Aujourd’hui, tout le monde est habitué aux terribles déclarations révisionnistes du Kremlin: «l’Ukraine est artificielle, ce n’est pas un État, elle n’a aucun droit d’existence, elle doit être annexée/contrôlée», «la culture ukrainienne doit être détruite», «sans victoire, il y aura pas de Russie». Ce long article examine le cas de la Pologne et analyse les efforts de propagande déployés par le Kremlin au cours des dernières années, leurs origines et leur évolution. Il présente des exemples de discours, de langage et de ton dans un paysage politique en pleine mutation. Si la Pologne était déjà visée par des attaques verbales assez graves avant février 2022, les efforts de propagande déployés à son encontre sont passés à la vitesse supérieure depuis que la Russie a lancé son invasion à grande échelle de l’Ukraine.

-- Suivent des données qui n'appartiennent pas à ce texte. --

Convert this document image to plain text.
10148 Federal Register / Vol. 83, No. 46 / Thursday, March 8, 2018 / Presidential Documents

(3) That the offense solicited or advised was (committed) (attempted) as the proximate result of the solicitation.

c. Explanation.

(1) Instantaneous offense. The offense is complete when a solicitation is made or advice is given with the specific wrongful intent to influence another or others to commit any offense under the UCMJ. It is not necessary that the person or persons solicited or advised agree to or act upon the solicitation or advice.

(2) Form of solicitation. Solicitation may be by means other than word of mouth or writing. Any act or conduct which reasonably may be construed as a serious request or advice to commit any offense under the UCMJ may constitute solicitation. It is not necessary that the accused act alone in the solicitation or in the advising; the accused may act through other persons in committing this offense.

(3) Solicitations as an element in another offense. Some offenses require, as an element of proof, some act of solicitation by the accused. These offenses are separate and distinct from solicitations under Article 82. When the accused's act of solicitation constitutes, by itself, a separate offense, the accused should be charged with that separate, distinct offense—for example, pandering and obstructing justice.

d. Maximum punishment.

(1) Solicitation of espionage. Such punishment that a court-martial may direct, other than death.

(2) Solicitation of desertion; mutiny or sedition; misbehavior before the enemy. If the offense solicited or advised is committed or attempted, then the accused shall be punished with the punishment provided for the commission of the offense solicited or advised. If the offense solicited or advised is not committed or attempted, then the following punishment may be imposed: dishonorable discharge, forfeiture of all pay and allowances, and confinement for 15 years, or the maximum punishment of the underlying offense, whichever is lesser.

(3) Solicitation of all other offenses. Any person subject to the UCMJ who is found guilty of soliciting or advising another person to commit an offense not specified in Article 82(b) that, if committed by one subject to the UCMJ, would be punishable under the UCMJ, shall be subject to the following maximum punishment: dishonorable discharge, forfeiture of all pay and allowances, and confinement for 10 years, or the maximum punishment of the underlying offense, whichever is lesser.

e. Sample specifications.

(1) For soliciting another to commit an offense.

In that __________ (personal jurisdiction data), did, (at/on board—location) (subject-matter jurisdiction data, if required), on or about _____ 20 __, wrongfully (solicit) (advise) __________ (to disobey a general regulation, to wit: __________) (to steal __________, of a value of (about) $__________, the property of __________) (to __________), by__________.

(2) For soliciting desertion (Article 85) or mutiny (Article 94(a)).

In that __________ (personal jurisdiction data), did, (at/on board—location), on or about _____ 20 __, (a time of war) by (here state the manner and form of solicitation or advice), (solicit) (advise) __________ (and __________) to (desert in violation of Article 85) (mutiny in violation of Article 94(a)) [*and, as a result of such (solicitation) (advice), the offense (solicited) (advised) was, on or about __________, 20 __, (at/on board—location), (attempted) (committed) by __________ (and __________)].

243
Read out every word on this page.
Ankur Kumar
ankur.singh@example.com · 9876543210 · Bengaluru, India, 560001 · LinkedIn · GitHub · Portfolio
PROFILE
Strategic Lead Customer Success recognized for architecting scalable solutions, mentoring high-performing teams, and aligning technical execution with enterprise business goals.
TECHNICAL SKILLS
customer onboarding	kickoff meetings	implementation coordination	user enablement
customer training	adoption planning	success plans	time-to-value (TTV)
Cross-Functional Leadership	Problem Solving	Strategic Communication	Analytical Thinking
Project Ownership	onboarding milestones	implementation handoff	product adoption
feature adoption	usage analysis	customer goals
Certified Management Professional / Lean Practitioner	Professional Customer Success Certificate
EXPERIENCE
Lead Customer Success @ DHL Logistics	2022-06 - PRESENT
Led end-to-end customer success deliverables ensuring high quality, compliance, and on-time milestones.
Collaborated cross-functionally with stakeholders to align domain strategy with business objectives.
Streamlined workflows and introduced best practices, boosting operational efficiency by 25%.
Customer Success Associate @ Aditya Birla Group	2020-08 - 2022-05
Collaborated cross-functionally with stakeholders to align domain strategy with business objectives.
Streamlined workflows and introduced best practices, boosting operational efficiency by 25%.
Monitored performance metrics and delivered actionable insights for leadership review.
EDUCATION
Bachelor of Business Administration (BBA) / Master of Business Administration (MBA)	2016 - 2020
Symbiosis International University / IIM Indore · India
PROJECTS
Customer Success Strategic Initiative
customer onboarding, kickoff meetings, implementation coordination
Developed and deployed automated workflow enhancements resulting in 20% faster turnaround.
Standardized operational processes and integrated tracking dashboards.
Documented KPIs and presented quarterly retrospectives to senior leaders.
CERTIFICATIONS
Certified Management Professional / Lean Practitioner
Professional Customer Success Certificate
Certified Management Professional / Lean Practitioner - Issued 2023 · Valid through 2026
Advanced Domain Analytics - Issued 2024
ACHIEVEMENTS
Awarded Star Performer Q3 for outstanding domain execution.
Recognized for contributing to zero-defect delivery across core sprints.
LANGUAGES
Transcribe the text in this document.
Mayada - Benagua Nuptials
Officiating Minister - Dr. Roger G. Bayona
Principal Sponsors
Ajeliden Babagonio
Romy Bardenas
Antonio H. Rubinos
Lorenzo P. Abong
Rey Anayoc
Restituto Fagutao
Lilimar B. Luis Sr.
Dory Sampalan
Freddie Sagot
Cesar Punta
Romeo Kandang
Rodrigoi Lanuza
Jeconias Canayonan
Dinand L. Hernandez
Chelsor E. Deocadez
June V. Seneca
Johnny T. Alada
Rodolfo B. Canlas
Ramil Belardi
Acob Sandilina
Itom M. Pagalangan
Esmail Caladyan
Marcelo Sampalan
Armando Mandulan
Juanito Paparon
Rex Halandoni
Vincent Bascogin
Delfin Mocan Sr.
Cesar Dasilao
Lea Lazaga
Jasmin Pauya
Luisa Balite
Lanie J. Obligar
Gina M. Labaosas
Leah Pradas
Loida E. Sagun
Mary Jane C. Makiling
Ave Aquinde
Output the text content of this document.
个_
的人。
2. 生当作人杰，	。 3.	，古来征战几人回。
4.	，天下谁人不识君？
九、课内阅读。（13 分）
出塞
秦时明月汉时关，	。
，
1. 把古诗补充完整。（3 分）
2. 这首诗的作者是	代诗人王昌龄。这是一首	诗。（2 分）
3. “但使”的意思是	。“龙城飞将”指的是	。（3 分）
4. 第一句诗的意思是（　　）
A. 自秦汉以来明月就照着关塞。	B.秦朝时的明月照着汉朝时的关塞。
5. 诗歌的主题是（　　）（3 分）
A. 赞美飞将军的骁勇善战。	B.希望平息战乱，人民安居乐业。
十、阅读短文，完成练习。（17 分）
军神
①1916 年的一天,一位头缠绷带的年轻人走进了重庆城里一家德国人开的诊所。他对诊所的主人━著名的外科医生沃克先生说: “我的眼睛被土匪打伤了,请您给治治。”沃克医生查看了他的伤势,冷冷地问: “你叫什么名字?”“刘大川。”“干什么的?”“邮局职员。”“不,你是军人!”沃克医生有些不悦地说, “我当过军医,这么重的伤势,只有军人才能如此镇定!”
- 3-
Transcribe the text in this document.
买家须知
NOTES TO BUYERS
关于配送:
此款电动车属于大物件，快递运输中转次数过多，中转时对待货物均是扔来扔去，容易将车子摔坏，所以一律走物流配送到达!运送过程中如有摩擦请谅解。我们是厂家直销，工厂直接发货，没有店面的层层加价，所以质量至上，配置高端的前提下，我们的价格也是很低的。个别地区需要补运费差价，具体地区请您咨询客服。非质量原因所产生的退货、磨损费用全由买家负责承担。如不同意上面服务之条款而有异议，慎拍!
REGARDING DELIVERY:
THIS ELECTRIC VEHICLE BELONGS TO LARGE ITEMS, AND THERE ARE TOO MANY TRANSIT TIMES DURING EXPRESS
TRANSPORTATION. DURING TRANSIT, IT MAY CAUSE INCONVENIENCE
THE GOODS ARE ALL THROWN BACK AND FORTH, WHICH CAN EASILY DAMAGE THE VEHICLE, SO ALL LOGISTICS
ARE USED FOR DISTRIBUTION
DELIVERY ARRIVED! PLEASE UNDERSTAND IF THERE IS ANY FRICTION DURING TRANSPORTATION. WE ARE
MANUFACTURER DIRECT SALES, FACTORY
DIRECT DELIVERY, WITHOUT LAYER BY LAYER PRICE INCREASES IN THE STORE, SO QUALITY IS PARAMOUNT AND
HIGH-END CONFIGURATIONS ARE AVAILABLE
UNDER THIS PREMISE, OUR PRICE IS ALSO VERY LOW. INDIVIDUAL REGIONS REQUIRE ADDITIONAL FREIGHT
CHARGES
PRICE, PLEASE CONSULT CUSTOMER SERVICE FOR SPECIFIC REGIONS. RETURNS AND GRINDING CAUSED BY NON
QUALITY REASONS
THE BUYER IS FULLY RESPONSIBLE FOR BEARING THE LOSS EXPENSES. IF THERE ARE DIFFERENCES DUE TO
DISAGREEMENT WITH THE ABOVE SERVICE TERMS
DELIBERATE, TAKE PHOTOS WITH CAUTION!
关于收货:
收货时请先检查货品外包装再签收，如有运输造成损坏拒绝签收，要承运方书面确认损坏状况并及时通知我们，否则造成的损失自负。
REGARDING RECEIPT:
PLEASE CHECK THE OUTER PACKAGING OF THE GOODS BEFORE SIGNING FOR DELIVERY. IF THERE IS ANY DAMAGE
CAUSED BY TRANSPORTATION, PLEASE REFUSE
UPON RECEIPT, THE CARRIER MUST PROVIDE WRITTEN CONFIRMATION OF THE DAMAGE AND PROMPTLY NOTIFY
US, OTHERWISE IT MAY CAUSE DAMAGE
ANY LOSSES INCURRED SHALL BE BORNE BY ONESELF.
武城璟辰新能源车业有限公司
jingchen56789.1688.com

«C’est de la faute de la Pologne»
Ces dernières années, les médias pro-Kremlin ont accusé à plusieurs reprises la Pologne d’avoir des projets malveillants et agressifs à l’égard de la Biélorussie et de l’Ukraine, la faisant passer pour un État impérialiste cherchant à retrouver sa gloire historique passée. Selon les médias pro-Kremlin, la Pologne était, et est toujours, impérialiste et c’est même elle qui a déclenché la Seconde Guerre mondiale. Ces accusations de la part du Kremlin et de son écosystème ne datent pas d’aujourd’hui et viennent compléter leur perspective révisionniste de l’histoire, solidement ancrée, que nous traitons en détail ici. Depuis l’invasion à grande échelle de l’Ukraine par la Russie en février 2022, les accusations proférées ont atteint un niveau inédit, au point de devenir presque obsessionnelles.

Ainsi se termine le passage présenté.